I'd think that for the purposes of a file sharing case, ISP logs would be sufficient if they can compel them to turn over the relevant bits. No doubt they keep traffic details of some kind from the session layer on down, which would rule out a 4th party spoofing scenario. I could be overlooking something there. Seems to me the problem with tracking traffic back to a user is if you're required to do it blind from an IP in a server log. But if you can take that hint and get the information from the ISP-on-out, that seems pretty concrete (aside from cases of a compromised machine or AP).
Most DNA tests are done to the 1:100,000 level because this is a) quick and b) cheap
DNA testing can be done reliably and accurately to 1:1 billion but this is very expensive and takes a long time ....
But if you are relying on DNA evidence alone then you have a very unsound case, if you test everyone you will find at least 6 matches even at 1:1billion ...
Same goes for IP tracking, you can do it quickly and cheaply and it is often inaccurate, or you can do it properly and it can be made very reliable but this is very expenside and time consuming and does not usually prove any more than the quick test ... the defense lawayer first question should laways be what other evidence do you have linking the person to the crime?
Puteulanus fenestra mortis
Even MACs are dynamic. There are very few hard coded MAC addresses in devices anymore. Probably he wanted to make sure that he was looking at the same thing that you were.
The stuff I mentioned above are just on the ISP side. Unbelievably (tongue in cheek here), subscribers do all kinds of odd and unauthorized things. Neighbours and friends will swap, trade, loan and sell their set top boxes and modems. The curious sort will install custom firmware on the ISPs device, or they'll stick a transparent BSD box on the wire to see what fun they can have.

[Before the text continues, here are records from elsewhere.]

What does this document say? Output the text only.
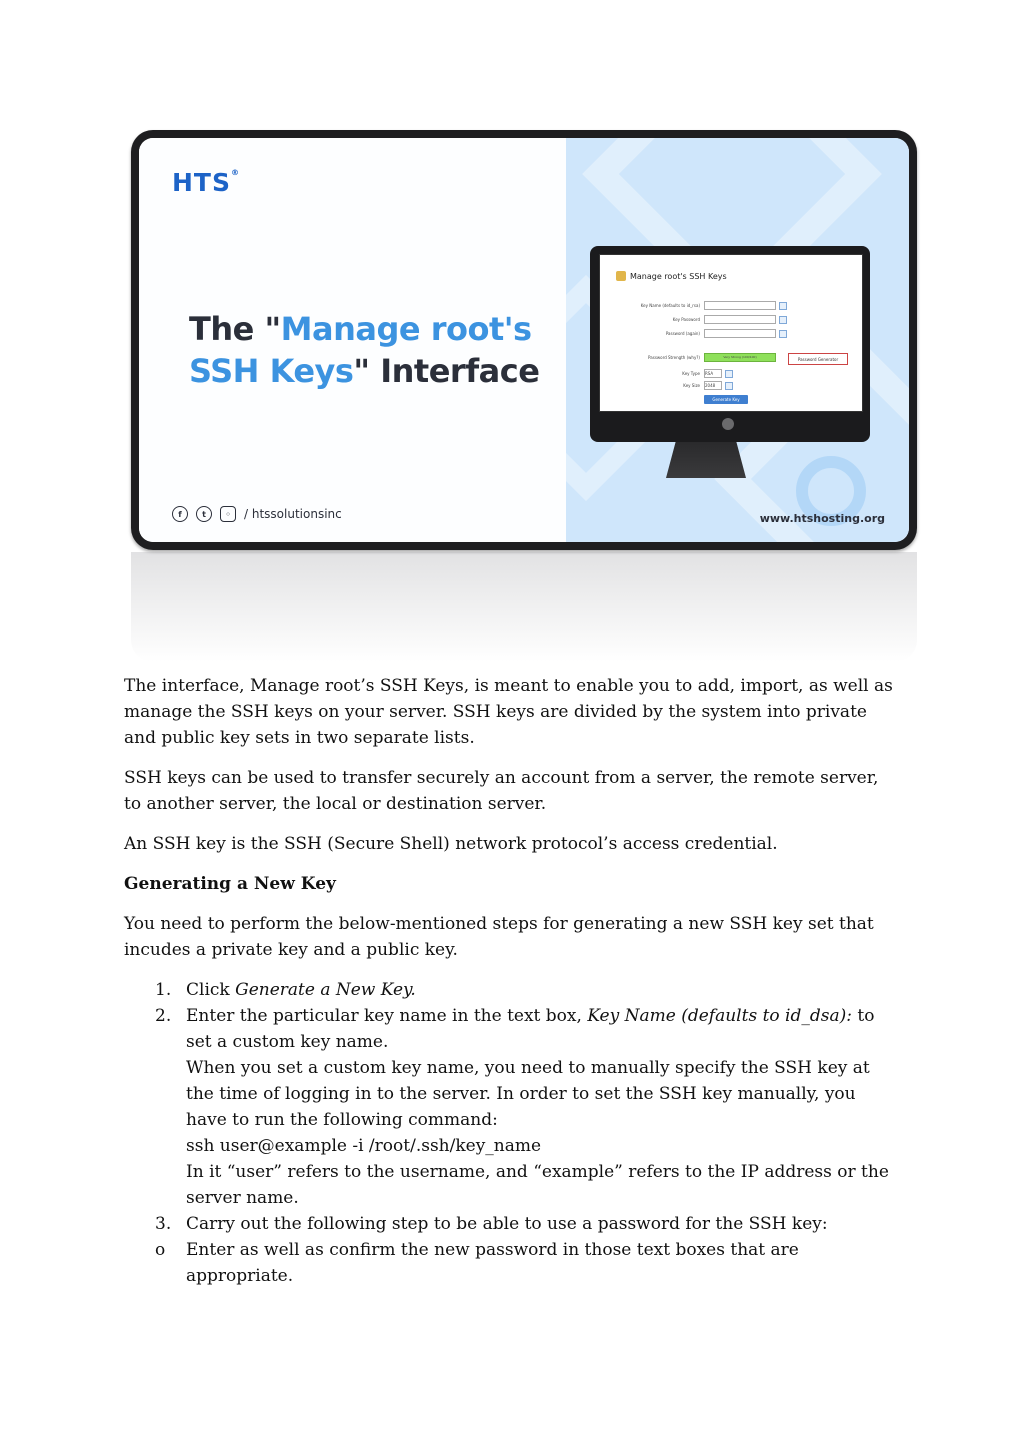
HTS®
The "Manage root's
SSH Keys" Interface
f	t	◦	/ htssolutionsinc
Manage root's SSH Keys
Key Name (defaults to id_rsa)
Key Password
Password (again)
Password Strength (why?)	Very Strong (100/100)	Password Generator
Key Type RSA
Key Size 2048
Generate Key
www.htshosting.org

The interface, Manage root’s SSH Keys, is meant to enable you to add, import, as well as manage the SSH keys on your server. SSH keys are divided by the system into private and public key sets in two separate lists.

SSH keys can be used to transfer securely an account from a server, the remote server, to another server, the local or destination server.

An SSH key is the SSH (Secure Shell) network protocol’s access credential.

Generating a New Key

You need to perform the below-mentioned steps for generating a new SSH key set that incudes a private key and a public key.

1. Click Generate a New Key.
2. Enter the particular key name in the text box, Key Name (defaults to id_dsa): to set a custom key name.
When you set a custom key name, you need to manually specify the SSH key at the time of logging in to the server. In order to set the SSH key manually, you have to run the following command:
ssh user@example -i /root/.ssh/key_name
In it “user” refers to the username, and “example” refers to the IP address or the server name.
3. Carry out the following step to be able to use a password for the SSH key:
o Enter as well as confirm the new password in those text boxes that are appropriate.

The IP allocation system will include a lot of devices that the end user may be surprised about. Of course there are the DHCP servers and the systems that mange them (set and query), but configuration of routers is often involved even to the provisioning of a single subscriber for access control, QoS, virtual circuits, etc etc. It is one big state machine and if someone monkeys with it (er... sets an illegal or unforseen state) then all bets are off as to how it operates.
This stuff is only simple on a small scale or from a distance.